Kitty Hawk Police and the U.S. Coast Guard have not specifically used the term “rogue wave” in press releases about the boy’s disappearance, but media outlets have reported authorities blaming such a wave for the boy’s disappearance.
The surf at Kitty Hawk that day was intense, with waves 4 to 6 feet high “crashing onto shore with ferocity,” reported the Washington Post.
The mother of the missing boy reported the two were walking in ankle deep water about 3 p.m. Tuesday when they were struck by a wave that knocked both to the ground. The boy was ripped from her grasp and quickly carried away, reported the Kitty Hawk Police Department.
She got up and scoured the water for her son as another wave rushed in, and then “lost sight of him in the surf,” U.S. Coast Guard officials told the Washington Post.
A surfer in the area told WVEC that the current was rougher than usual, and “a little kid didn’t stand a chance out there all alone.”
The family was vacationing on the Outer Banks from Manchester, New Hampshire, reported the New Hampshire Union Leader.
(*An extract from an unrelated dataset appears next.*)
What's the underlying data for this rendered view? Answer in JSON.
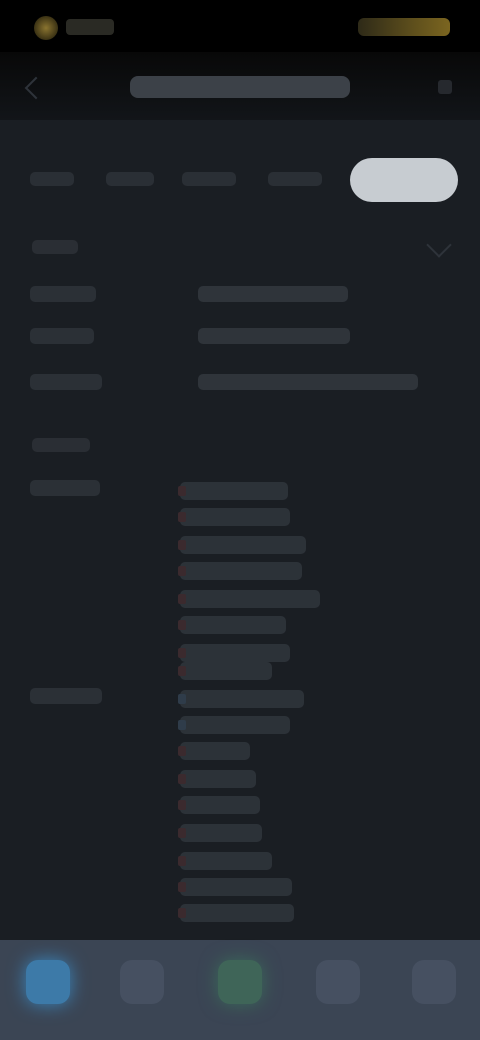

The family had spent the previous days “collecting shells, digging holes in the sand, building sandcastles, and walking on the beach as a family with our dog,” the newspaper said.
The National Ocean Service defines “rogues” as waves which are greater than twice the size of surrounding waves, are very unpredictable, and often come unexpectedly from directions other than prevailing wind and waves.
Rogue waves have long been considered a danger along the Carolina coast. Even under calm conditions and light seas, the surf zone comes with its dangers, reported an article in North Carolina Sportsman.
“A set of rogue waves will hit by surprise,” charter boat Capt. Ricky Kellum told North Carolina Sportsman. “The first one knocks you on (the) floor, and second one fills the boat with water.”
In 2009, two rogue waves were blamed for sinking a ship called The Captain Smoke, 45 miles north of Charleston, according to an article in the Charleston Post & Courier. The waves smashed the ship to bits, leaving only debris on the ocean surface and three fishermen in a life raft, the newspaper reported.